Kjell Askildsen was born in 1929 in Mandal, forty-five kilometres west of Kristiansand in southern Norway. At the age of twenty-four, he published his first collection of short stories »Heretter følger jeg deg helt hjem« (1953; t: From now on I’ll walk you all the way home), which was seen as quite controversial at the time because of its taboo content. The Oslo media were impressed, but libraries refused to include the book in their collections. Askildsen’s father, a church man and regional politician, publicly burned the book. Nevertheless, Askildsen was not shaken from his desire to become a writer.
After his short story début, he then only wrote novels. In these texts, he usually wrote from the perspective of a first-person narrator with an existentialist bent, recounting his every day life through laconic monologue – very much in the tradition of Albert Camus’ »The Stranger« or Jean-Paul Sartre’s »Nausea«. His sparse writing style, almost choppy sentences, and tendency to imply rather than explain things overtly have become trademarks of the author, a technique he perfected over the course of six novels.
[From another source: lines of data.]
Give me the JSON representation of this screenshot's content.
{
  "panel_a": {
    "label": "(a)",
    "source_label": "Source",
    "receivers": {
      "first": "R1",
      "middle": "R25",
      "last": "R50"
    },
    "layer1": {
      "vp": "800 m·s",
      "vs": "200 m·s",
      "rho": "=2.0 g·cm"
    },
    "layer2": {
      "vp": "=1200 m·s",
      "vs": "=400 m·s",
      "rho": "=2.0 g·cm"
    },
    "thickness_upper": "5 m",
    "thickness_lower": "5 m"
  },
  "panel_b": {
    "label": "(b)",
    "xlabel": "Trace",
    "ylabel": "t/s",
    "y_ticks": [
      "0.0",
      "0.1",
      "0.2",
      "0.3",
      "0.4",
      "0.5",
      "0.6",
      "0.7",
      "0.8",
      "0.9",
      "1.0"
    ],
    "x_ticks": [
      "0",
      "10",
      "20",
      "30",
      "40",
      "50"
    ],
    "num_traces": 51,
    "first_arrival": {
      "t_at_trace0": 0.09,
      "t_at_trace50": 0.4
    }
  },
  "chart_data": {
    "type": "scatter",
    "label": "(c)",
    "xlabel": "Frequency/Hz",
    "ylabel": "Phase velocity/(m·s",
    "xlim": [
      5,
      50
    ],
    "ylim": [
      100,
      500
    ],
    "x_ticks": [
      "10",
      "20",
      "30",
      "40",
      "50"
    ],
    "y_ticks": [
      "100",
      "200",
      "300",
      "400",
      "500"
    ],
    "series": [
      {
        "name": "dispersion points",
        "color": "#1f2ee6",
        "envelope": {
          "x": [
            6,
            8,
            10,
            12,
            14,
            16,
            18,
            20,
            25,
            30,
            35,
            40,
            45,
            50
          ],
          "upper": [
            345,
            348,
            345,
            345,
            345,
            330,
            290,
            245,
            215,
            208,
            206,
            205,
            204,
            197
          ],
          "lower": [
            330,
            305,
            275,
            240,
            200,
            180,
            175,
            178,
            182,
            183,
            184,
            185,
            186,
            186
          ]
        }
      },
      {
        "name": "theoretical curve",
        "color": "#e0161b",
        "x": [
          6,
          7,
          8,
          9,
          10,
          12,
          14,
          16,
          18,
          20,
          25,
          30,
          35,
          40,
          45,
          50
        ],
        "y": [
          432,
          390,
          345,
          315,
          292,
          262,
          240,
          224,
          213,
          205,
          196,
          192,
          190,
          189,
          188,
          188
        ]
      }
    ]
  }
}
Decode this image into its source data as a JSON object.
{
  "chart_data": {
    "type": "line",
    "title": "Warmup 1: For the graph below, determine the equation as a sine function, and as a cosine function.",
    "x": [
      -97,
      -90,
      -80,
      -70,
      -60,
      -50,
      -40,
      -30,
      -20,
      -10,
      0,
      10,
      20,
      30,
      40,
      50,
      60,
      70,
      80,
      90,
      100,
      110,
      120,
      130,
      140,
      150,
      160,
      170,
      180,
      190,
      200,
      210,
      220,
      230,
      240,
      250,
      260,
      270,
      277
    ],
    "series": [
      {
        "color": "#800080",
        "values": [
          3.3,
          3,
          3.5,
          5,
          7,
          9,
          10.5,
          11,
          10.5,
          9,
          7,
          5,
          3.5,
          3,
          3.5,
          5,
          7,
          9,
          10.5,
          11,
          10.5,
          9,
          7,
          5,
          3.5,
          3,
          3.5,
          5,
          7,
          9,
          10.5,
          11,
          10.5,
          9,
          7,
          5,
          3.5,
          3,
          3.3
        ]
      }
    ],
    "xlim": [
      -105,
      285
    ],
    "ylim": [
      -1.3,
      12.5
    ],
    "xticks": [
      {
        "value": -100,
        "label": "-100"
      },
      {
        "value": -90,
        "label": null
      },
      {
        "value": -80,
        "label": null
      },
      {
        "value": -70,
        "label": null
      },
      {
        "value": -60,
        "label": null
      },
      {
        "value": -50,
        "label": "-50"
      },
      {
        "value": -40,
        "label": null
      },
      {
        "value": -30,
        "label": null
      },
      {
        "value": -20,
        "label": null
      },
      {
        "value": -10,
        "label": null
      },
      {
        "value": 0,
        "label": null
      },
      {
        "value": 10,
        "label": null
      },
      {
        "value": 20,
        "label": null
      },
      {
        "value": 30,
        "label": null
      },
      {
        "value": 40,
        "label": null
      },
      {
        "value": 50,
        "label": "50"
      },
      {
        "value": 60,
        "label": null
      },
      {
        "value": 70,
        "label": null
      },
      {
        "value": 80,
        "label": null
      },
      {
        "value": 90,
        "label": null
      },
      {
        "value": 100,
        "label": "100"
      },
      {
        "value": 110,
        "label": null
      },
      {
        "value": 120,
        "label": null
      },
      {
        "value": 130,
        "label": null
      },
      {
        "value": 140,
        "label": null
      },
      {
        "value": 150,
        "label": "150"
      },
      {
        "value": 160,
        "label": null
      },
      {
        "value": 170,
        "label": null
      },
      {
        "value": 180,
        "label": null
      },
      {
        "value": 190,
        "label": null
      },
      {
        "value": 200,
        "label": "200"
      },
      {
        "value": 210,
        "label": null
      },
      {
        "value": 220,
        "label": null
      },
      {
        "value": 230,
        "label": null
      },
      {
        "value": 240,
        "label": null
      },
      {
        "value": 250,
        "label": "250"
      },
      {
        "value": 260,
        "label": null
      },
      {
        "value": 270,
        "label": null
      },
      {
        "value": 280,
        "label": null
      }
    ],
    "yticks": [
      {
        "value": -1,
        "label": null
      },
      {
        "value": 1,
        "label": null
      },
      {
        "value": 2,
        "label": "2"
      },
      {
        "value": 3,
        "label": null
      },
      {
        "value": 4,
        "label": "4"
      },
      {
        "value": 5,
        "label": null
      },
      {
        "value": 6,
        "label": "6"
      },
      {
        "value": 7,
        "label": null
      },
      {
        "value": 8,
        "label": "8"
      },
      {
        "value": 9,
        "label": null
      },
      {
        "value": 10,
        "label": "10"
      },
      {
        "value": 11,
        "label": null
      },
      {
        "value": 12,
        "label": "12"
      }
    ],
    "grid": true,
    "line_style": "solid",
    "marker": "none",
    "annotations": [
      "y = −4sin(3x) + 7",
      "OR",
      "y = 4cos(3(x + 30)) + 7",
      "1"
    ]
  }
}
From 1982 onwards he turned his back on novel writing; all the books he has published since have been short story collections. It was at this point that Askildsen made his breakthrough as an author. Today he is counted as one of Norway’s most successful modern authors and is considered Scandinavia’s master of the short story. As early as 1983, his collection »F’s siste nedtegnelser til almenheten« (t: Thomas F’s last notes to the public) was awarded the Norwegian Critic’s Prize for Literature. In 2006, a jury from the newspaper Dagbladet called the book the best Norwegian work of prose for twenty-five years. His later collections have also been highly acclaimed and honoured with prizes. He recently published »Alt som for« (2005; t: Everything as Before), which contains short stories from the years 1966 to 1999. Almost without exception, the protagonists of these stories are misanthropes who find expression in dismal dialogues and exist in a cold atmosphere. In terms of plot, the stories are always about the existential – things begin harmlessly enough, but then open up into unforeseen chasms. Despite this, Askildsen’s minimalist sentences and clear language never leave the reader in confusion – there is too much irony shining through the multi-layered compositions for that. On this point, »The Times Literary Supplement« draws a connection between Askildsen and another literary great, »Askildsen’s dry, absurd humour is not unlike that of Beckett … His short stories are packed with irony, and the dialogue is sharp and expressive.«
The author has been awarded the Norwegian Critic’s Prize twice, the Brage Honorary Prize, and the 2009 Swedish Academy’s Nordic Prize as well as other honours. Askildsen lives and works in Norway.